I bet you thought that the PlayStation 2, Sony’s 155
million selling video game console, wasn’t still being supported, right? Well,
the good news is that that the PS2 is still alive! The bad news is that it will
probably be dead by the time you read this.
Sorry for that roller-coaster ride.
Anyway, according to this article, Square Enix will be supporting
the online servers for the PS2 version Final Fantasy XI through the end of the
night on March 31, 2016. If you use the March 2000 release date of the Japanese
version of the console, that means that Sony’s little black box that could has
been officially supported for more than 16 years.
When I got my first PS2, I was a junior in high school.
Since then, I’ve earned bachelor’s and master’s degrees, gotten married, and my
wife will be giving birth to our first child about three weeks. All while
someone has apparently been playing the PS2 version of FFXI for a dozen years.
Seriously, who’s still rocking a dialup PS2? I guess
somebody must be, or they wouldn’t have kept the servers up for so long.

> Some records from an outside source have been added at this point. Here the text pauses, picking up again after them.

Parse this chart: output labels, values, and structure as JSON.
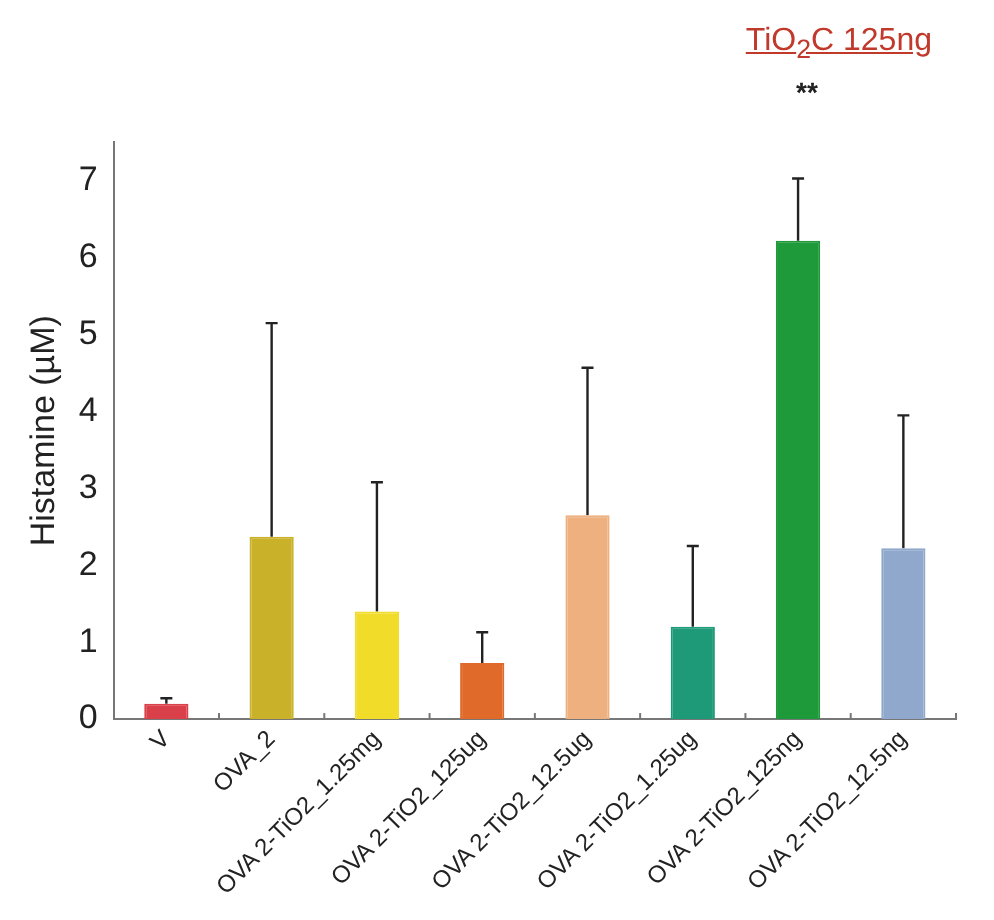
{
  "chart_data": {
    "type": "bar",
    "ylabel": "Histamine (µM)",
    "categories": [
      "V",
      "OVA_2",
      "OVA 2-TiO2_1.25mg",
      "OVA 2-TiO2_125ug",
      "OVA 2-TiO2_12.5ug",
      "OVA 2-TiO2_1.25ug",
      "OVA 2-TiO2_125ng",
      "OVA 2-TiO2_12.5ng"
    ],
    "values": [
      0.2,
      2.37,
      1.4,
      0.73,
      2.65,
      1.2,
      6.22,
      2.22
    ],
    "colors": [
      "#d9404a",
      "#c9b22a",
      "#f2dc2a",
      "#e06a2a",
      "#eeb07e",
      "#1f9a78",
      "#1f9a3a",
      "#8fa8cc"
    ],
    "errors": [
      [
        0.2,
        0.27
      ],
      [
        2.37,
        5.15
      ],
      [
        1.4,
        3.08
      ],
      [
        0.73,
        1.13
      ],
      [
        2.65,
        4.57
      ],
      [
        1.2,
        2.25
      ],
      [
        6.22,
        7.03
      ],
      [
        2.22,
        3.95
      ]
    ],
    "ylim": [
      0,
      7.5
    ],
    "yticks": [
      0,
      1,
      2,
      3,
      4,
      5,
      6,
      7
    ],
    "grid": false,
    "annotations": [
      "TiO$_{2}$C 125ng",
      "**"
    ]
  }
}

Man, that
one white mage must be level 80,000 or so by now.
Up until recently, I assumed the last bastion of
PlayStation 2 support was FIFA 14, released in September 2013. While it’s
generally agreed upon that FIFA 14 was the last PS2 game ever released, I never
considered that there would still be online support for a system predominantly
used for offline gaming. Color me surprised – but not so much that it was a
Final Fantasy game keeping the PS2 flame burning.
During the holiday season in the year 2000, the prospect
of obtaining the popular PlayStation 2 was pretty grim. So imagine my surprise when,
on Christmas morning, I found a shiny new PS2 under the tree. My mother had
come through! I guess it helped that she was walking by a GameStop when they were
hanging a sign that PS2s were back in stock. Whatever gets the job done.
They didn’t have any memory cards though, so I wound up
unlocking the same few characters in Tekken Tag Tournament over and over again
for a few weeks until we finally found one. Good times.
Having let go of the PlayStation 2 a few years ago, this
news isn’t the most difficult to take. It’s the opposite: one of the greatest
consoles ever has still been chugging along all this time, and that
warms my heart. Final Fantasy IX on PS2 will be no more by morning, but the
system’s legacy has become timeless.